Steamboat Springs City Council funds new holiday lights downtown
Steamboat Springs — Lincoln Avenue will be a bit jollier this holiday season.
The Steamboat Springs City Council on Tuesday night agreed to spend $35,000 to bring holiday lights back to the trees on Lincoln Avenue.
The lights have been dark for two holiday seasons now after a dog was shocked by a faulty lighting system.
City officials estimated it would cost more than $200,000 to replace the existing holiday light system.
But MainStreet Steamboat Springs Executive Director Lisa Popovich and local lighting company Christmas Decor were able to find an alternative plan that wouldn’t break the city’s bank.
The City Council was so into the idea of having the lights return, they also asked a lighting company to come back with a proposal to have the lights stay on all year long.
“This is a signature of Steamboat,” Councilman Scott Ford said of the lights on Lincoln.
Christmas Décor plans to install the lights by drawing power from the roofs of local businesses.
In total, about 49 trees will be lit up with new LED lights.
City Manager Gary Suiter was proposing that the city fund half of the light installation with the other half coming from Main Street via fundraising efforts.
But the council worried the fundraising effort might not materialize in time to turn the lights on before the holiday season.
So they went all in, with a caveat.
The council made it clear that it wants to see the MainStreet board move toward another effort to get a business improvement district funded in the downtown corridor.
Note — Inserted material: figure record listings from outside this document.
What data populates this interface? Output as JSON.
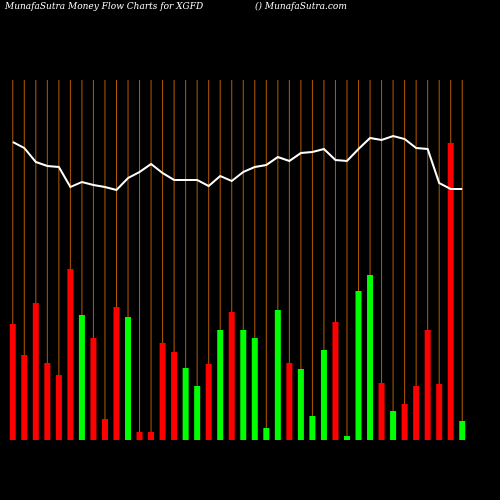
{
  "chart_data": {
    "type": "bar",
    "title": "MunafaSutra  Money Flow  Charts for XGFD",
    "subtitle": "() MunafaSutra.com",
    "categories": [
      null,
      null,
      null,
      null,
      null,
      null,
      null,
      null,
      null,
      null,
      null,
      null,
      null,
      null,
      null,
      null,
      null,
      null,
      null,
      null,
      null,
      null,
      null,
      null,
      null,
      null,
      null,
      null,
      null,
      null,
      null,
      null,
      null,
      null,
      null,
      null,
      null,
      null,
      null,
      null
    ],
    "series": [
      {
        "kind": "bar",
        "values": [
          116,
          85,
          137,
          77,
          65,
          171,
          125,
          102,
          21,
          133,
          123,
          8,
          8,
          97,
          88,
          72,
          54,
          76,
          110,
          128,
          110,
          102,
          12,
          130,
          77,
          71,
          24,
          90,
          118,
          4,
          149,
          165,
          57,
          29,
          36,
          54,
          110,
          56,
          297,
          19
        ],
        "colors": [
          "#ff0000",
          "#ff0000",
          "#ff0000",
          "#ff0000",
          "#ff0000",
          "#ff0000",
          "#00ff00",
          "#ff0000",
          "#ff0000",
          "#ff0000",
          "#00ff00",
          "#ff0000",
          "#ff0000",
          "#ff0000",
          "#ff0000",
          "#00ff00",
          "#00ff00",
          "#ff0000",
          "#00ff00",
          "#ff0000",
          "#00ff00",
          "#00ff00",
          "#00ff00",
          "#00ff00",
          "#ff0000",
          "#00ff00",
          "#00ff00",
          "#00ff00",
          "#ff0000",
          "#00ff00",
          "#00ff00",
          "#00ff00",
          "#ff0000",
          "#00ff00",
          "#ff0000",
          "#ff0000",
          "#ff0000",
          "#ff0000",
          "#ff0000",
          "#00ff00"
        ]
      },
      {
        "kind": "line",
        "color": "#ffffff",
        "values": [
          298,
          292,
          278,
          274,
          273,
          253,
          258,
          255,
          253,
          250,
          262,
          268,
          276,
          267,
          260,
          260,
          260,
          254,
          264,
          259,
          268,
          273,
          275,
          283,
          279,
          287,
          288,
          291,
          280,
          279,
          291,
          302,
          300,
          304,
          301,
          292,
          291,
          257,
          251,
          251
        ]
      }
    ],
    "ylim": [
      0,
      300
    ],
    "grid_color": "#b35900"
  }
}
Popovich said the holiday lights were a prime example of why a BID would help the downtown area.
“This is what a BID pays for,” Popovich said of the holiday lights. “Right now, there’s not an alternate source of income for this, and there should be.”
Downtown property owners have in recent years twice rejected a proposal to fund a BID with an increased property tax.
Ford suggested the failure of the most recent proposal was impacted by the BID being intertwined with funding a downtown urban renewal authority.
The council ultimately passed on funding the URA and instead elected to fund downtown improvement projects out of the city’s capital improvement fund.